Plug all the light strips into one another end-to-end and test to be sure they're all working.
Once you're sure they're bullet-proof, waterproof the strips by filling your clear heat shrink (you remembered the heat shrink right?) with hot glue and shrinking it down while the glue is wet, covering the solder joints and encasing them in molten plastic. Be sure the heat shrink fuses tightly around the connectors as well. This will keep out water, dust, or any other contaminants.
Be sure to avoid burns and injury when heating heatshrink.
Unroll your garden edging and stake it out in the sunshine on a sunny afternoon. Let the sun warm it up and then let it cool down again, and the curl should come right out.
If you don't have a sunny afternoon available, you can also straighten it out with a heat gun, but this is pretty labor-intensive. This stuff is fabulously heat-sculptable though.
You'll need clear silicone caulk, and a lot of it. I found that one tube would cover about 7-8 feet. We're using this to glue the silicone sleeve on the LEDs to the track, and also to attach the crystal diffusers, so get more than you think you'll need.
I cut the tracks to exactly the length of my LED strips and zip-tied the LEDs to the track to hold it together for gluing. In retrospect, I wish I'd kept the tracks a few inches longer than the LED strip on one end, to make them overlap a bit on the ends for a smoother line.
Any gaps in the LED strip and connectors will be obvious dark spots in your final design, so plan to get the ends of the strips as close to each other as possible.

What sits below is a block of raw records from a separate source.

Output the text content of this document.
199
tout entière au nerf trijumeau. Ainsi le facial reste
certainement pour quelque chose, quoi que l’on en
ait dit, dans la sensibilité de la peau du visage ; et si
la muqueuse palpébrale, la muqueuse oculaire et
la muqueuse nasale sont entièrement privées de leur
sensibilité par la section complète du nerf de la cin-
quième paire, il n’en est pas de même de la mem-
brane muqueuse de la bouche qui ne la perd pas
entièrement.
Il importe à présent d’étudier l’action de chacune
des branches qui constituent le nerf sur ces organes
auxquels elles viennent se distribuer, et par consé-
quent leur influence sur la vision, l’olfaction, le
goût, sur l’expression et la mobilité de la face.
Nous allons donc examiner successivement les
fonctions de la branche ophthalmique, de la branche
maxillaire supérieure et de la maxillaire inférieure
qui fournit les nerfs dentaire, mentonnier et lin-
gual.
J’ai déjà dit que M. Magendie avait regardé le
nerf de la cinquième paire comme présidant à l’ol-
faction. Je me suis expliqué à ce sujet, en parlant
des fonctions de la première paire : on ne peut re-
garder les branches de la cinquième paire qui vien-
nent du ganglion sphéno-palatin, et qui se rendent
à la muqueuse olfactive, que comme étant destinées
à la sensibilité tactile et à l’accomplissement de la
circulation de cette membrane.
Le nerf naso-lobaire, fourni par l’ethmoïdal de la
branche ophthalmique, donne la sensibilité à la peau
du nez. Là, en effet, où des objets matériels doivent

I also drilled a hole in the track to feed the connectors through to the back.
Put the lights on the opposite side of the track from the tabs, so your stakes will be hidden behind the track.
Lay out the track sections on a bit of 2x4 so it lays flat on your table. Start by running a bead of silicone down the middle and gluing the LED strip onto it. Then, add a very generous amount of silicone over and around the strip and gently press the gems into the silicone. It comes out white at first, but dries clear (provided you bought the clear-drying kind -- you did, right?)
The silicone takes 5-7 days to fully dry, but I found these were handle-able within 2-3 days. It works really well to secure the silicone sleeve to the track, and the gems all stick really firmly as well. They are flexible and bendable and I don't feel like I'm in any danger of losing gems. And the diffusion is absolutely lovely.